The '1993' rules of the EU make it clear there can be no barriers to firms, workers or capital between member nations. All firms are free to operate in any other member state and all citizens of the EU can work where they like within the EU.

To illustrate this before 1993 a computer manufacturer had to produce 11 different models of the same computer to meet local regulations and a British lawyer could not appear in a court in Germany or Italy. The 1993 regulations said that such barriers were illegal.

However in many countries not all of these regulations were adopted. The Spanish banks continue to charge non-Spanish customers a higher interest rate, insurance companies are denied access to the Irish market and domestic broadcasters deny the right of foreign broadcasters to sell their services in the UK.

Yesterday the European Court ruled that the Premier League had no right to deny broadcasters other than Sky and ESPN to sell access to their broadcasts of football matches. To do so breached the 1993 EU regulations and EU competition law.

This is an example of the law removing a barrier to entry in the market. The result will be that more firms will enter the British market, competition will increase and everyone will have cheaper access to broadcasts. (Although the ruling is complicated and will take some time to work through.)

The actual case involves showing Premier League football in a Portsmouth pub. Of course Sky and the Premier League will protest, it will affect their profits, but the winner is the consumer. Just 38 years after Britain joined the European Union it is about to get one of the benefits it was promised!

Tuesday, 20 September 2011

Markets need information to work properly


We know that free markets allocate scarce resources efficiently. But the key point here is that they are 'free' with full information on both sides of the exchange.

Lots of things can make markets fail to work properly. Two are monopoly power and a lack of information on one side (asymmetric information). Governments work to try to avoid such issues and the Competition Commission and the Office of Fair Trading (OFT) exist to protect consumers.

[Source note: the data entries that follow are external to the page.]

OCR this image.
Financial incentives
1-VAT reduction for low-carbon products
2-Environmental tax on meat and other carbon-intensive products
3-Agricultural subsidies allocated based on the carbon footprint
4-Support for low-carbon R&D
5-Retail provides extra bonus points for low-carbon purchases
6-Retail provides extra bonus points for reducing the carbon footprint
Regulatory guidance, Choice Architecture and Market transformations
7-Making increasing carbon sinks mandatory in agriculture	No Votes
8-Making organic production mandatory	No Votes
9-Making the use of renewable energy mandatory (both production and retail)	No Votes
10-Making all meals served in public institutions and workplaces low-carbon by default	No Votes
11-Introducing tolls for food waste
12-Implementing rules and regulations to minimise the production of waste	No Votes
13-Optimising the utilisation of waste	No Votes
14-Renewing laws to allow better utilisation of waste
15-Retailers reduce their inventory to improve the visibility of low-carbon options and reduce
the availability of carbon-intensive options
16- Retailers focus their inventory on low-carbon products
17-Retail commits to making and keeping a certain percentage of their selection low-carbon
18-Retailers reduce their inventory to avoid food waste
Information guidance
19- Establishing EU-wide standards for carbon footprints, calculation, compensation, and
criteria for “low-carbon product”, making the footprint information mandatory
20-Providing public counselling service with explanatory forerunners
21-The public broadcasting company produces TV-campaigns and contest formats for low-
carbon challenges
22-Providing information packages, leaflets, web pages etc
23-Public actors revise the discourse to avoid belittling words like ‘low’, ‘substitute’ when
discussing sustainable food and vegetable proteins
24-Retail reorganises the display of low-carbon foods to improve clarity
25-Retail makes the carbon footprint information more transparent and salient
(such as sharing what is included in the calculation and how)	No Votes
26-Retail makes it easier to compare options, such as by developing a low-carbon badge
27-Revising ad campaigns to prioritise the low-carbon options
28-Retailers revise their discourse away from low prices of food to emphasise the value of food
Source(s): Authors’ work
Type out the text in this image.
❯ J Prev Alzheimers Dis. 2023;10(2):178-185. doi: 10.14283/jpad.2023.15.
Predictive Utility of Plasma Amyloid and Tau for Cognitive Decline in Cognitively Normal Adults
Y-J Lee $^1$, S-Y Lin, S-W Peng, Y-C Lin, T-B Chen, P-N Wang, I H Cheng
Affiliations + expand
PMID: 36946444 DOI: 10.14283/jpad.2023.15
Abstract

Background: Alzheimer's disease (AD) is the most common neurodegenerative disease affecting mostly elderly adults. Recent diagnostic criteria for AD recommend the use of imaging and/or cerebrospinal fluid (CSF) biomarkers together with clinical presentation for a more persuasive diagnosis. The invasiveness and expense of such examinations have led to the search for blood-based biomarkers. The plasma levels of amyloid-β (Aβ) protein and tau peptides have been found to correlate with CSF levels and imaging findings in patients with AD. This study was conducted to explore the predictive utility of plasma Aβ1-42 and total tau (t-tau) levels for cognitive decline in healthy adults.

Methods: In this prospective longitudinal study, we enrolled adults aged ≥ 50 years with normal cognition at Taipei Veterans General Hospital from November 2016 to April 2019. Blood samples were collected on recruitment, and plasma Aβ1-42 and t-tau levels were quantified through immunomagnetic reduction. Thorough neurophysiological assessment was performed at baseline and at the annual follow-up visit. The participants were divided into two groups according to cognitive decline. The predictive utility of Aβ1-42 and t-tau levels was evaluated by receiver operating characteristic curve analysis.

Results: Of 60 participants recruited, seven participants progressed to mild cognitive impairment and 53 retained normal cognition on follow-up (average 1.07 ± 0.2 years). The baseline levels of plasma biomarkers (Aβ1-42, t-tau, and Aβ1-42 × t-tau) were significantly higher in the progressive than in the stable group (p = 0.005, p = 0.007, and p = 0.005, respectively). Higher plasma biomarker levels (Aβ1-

The OFT is going to investigate the charges made to holidaymakers to convert pounds into foreign currency. The problems of lack of information and monopoly power exist here. People don't really understand the service they are paying or the costs involved. Also financial institutions are able to lock in their own customers to their services and also exploit the lack of information because of a lack of competition between banks.

The BBC explain the issue and a 'Super complaint' by 'Consumer Focus' to the OFT in the article below.

For Deps consider the information a market needs to work well and reduce the issue of scarcity through specialization and exchange. Grecians should consider this from the point of view of market failure that is involved in F581 and the issue of market failure that will arise in Transport Economics.